A novembre 2012 gli occupati sono 22 milioni 873 mila, e risultano in diminuzione dello 0,2% sia rispetto a ottobre (-42 mila) sia su base annua (-37 mila).

Ma questa cifra risulta contenuta solo grazie al ricorso massiccio alla cassa integrazione (oltre un miliarfdo di ore, nel 2012), che consente di far figurare il lavoratore come ancora formalmente occupato.

Anche il numero di disoccupati, pari a 2 milioni 870 mila, registra un lieve calo (-2 mila) rispetto a ottobre. La diminuzione della disoccupazione riguarda la sola componente femminile. Su base annua la disoccupazione cresce invece del 21,4% (+507 mila unità).

Il tasso di disoccupazione si attesta pertanto all’11,1%, invariato rispetto a ottobre e in aumento di 1,8 punti percentuali nei dodici mesi. Anche in questa percentuale ha un grosso ruolo la cassa integrazione, che attenua gli effettti reddituali (e statistici) della perdita del lavoro. ma bisognerà vedere, da quest’anno in poi, gli effetti della “riforma Fornero” degli ammortizzatori sociali, che ha conservato soltanto la casa integrazione ordinaria (in casi di crisi aziendale per motivi eccezionali, come un’allubione o un terremoto), cancellando la straordinaria e quella in deroga; nonché la riduzione del periodo coperto dalla “mobilità”, oraassimilata all’assegno di disoccupazione (Aspi).

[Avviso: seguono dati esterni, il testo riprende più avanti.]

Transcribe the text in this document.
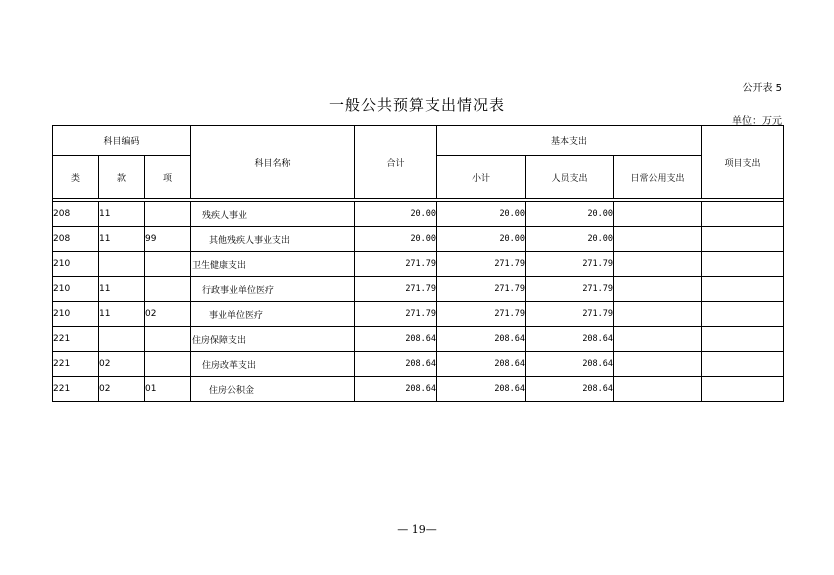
公开表 5
一般公共预算支出情况表
单位：万元
科目编码			科目名称	合计	基本支出			项目支出
类	款	项			小计	人员支出	日常公用支出	

208	11		残疾人事业	20.00	20.00	20.00		
208	11	99	其他残疾人事业支出	20.00	20.00	20.00		
210			卫生健康支出	271.79	271.79	271.79		
210	11		行政事业单位医疗	271.79	271.79	271.79		
210	11	02	事业单位医疗	271.79	271.79	271.79		
221			住房保障支出	208.64	208.64	208.64		
221	02		住房改革支出	208.64	208.64	208.64		
221	02	01	住房公积金	208.64	208.64	208.64		
— 19—
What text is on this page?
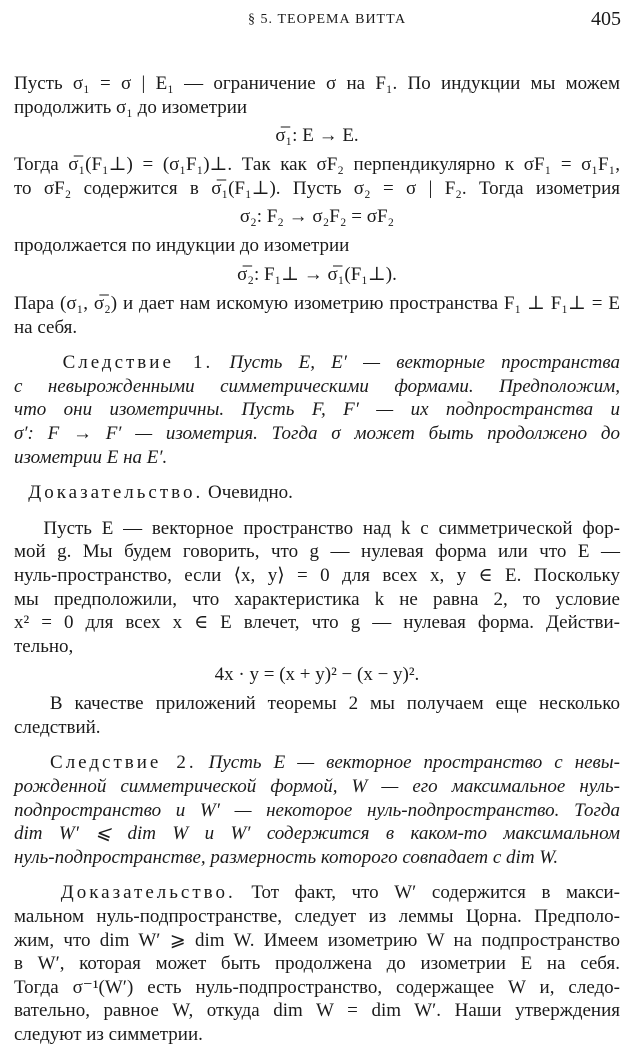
§ 5. ТЕОРЕМА ВИТТА	405
Пусть σ₁ = σ | E₁ — ограничение σ на F₁. По индукции мы можем
продолжить σ₁ до изометрии
σ̅₁: E → E.
Тогда σ̅₁(F₁⊥) = (σ₁F₁)⊥. Так как σF₂ перпендикулярно к σF₁ = σ₁F₁,
то σF₂ содержится в σ̅₁(F₁⊥). Пусть σ₂ = σ | F₂. Тогда изометрия
σ₂: F₂ → σ₂F₂ = σF₂
продолжается по индукции до изометрии
σ̅₂: F₁⊥ → σ̅₁(F₁⊥).
Пара (σ₁, σ̅₂) и дает нам искомую изометрию пространства F₁ ⊥ F₁⊥ = E
на себя.
Следствие 1. Пусть E, E′ — векторные пространства
с невырожденными симметрическими формами. Предположим,
что они изометричны. Пусть F, F′ — их подпространства и
σ′: F → F′ — изометрия. Тогда σ может быть продолжено до
изометрии E на E′.
Доказательство. Очевидно.
Пусть E — векторное пространство над k с симметрической фор-
мой g. Мы будем говорить, что g — нулевая форма или что E —
нуль-пространство, если ⟨x, y⟩ = 0 для всех x, y ∈ E. Поскольку
мы предположили, что характеристика k не равна 2, то условие
x² = 0 для всех x ∈ E влечет, что g — нулевая форма. Действи-
тельно,
4x · y = (x + y)² − (x − y)².
В качестве приложений теоремы 2 мы получаем еще несколько
следствий.
Следствие 2. Пусть E — векторное пространство с невы-
рожденной симметрической формой, W — его максимальное нуль-
подпространство и W′ — некоторое нуль-подпространство. Тогда
dim W′ ⩽ dim W и W′ содержится в каком-то максимальном
нуль-подпространстве, размерность которого совпадает с dim W.
Доказательство. Тот факт, что W′ содержится в макси-
мальном нуль-подпространстве, следует из леммы Цорна. Предполо-
жим, что dim W′ ⩾ dim W. Имеем изометрию W на подпространство
в W′, которая может быть продолжена до изометрии E на себя.
Тогда σ⁻¹(W′) есть нуль-подпространство, содержащее W и, следо-
вательно, равное W, откуда dim W = dim W′. Наши утверждения
следуют из симметрии.
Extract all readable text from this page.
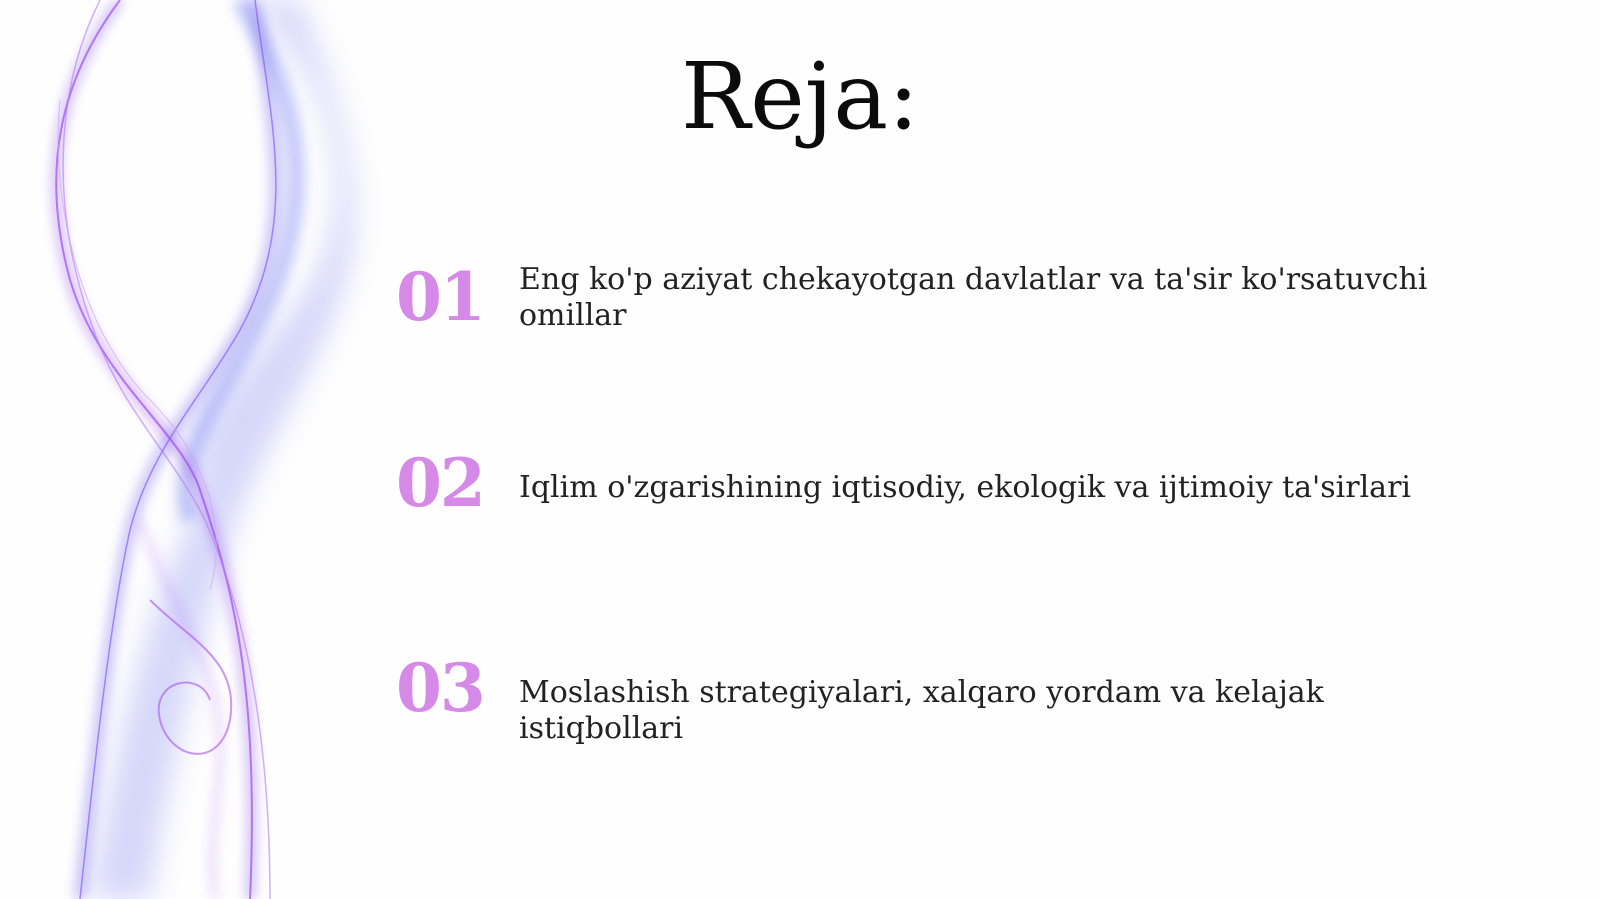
Reja:
01 Eng ko'p aziyat chekayotgan davlatlar va ta'sir ko'rsatuvchi omillar
02 Iqlim o'zgarishining iqtisodiy, ekologik va ijtimoiy ta'sirlari
03 Moslashish strategiyalari, xalqaro yordam va kelajak istiqbollari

Tra i 15-24enni le persone in cerca di lavoro sono 641 mila e rappresentano il 10,6% della popolazione in questa fascia d’età. Il tasso di disoccupazione dei 15-24enni, ovvero l’incidenza dei disoccupati sul totale di quelli occupati o in cerca, è pari al 37,1%, in aumento di 0,7 punti percentuali rispetto al mese precedente e di 5,0 punti nel confronto con l’anno precedente. Un 5% in più totalmente da attribuire al duo Fornero-Monti, insomma. Oltre che alle “nostre” imprese in fuga verso paesi ancora più low cost del nostro.

Il numero di persone “inattive” tra i 15 e i 64 anni aumenta dello 0,3% rispetto al mese precedente (+39 mila unità). Il tasso di inattività si attesta al 36,1%, in crescita di 0,1 punti percentuali in termini congiunturali e in diminuzione di 1,2 punti su base annua. Anche questo è un dato importante, perché segna un’inversione di tendenza. Fin qui, infatti, gli “inattivi” risultavano quasi sempre in diminuzione, perché il numero degli “anziani” che andava in pensione era sempre più alto di quello dei giovani che entravano nell’età lavorativa. Ora un’altra “riforma Fornero”, quella delle pensioni, ha allungato drasticamente l’età pensionabile; e quindi gli “anziani” non possono più lasciare il lavoro. E i giovani (quel 5% in più di disoccupati grida vendetta…) non possono entrare.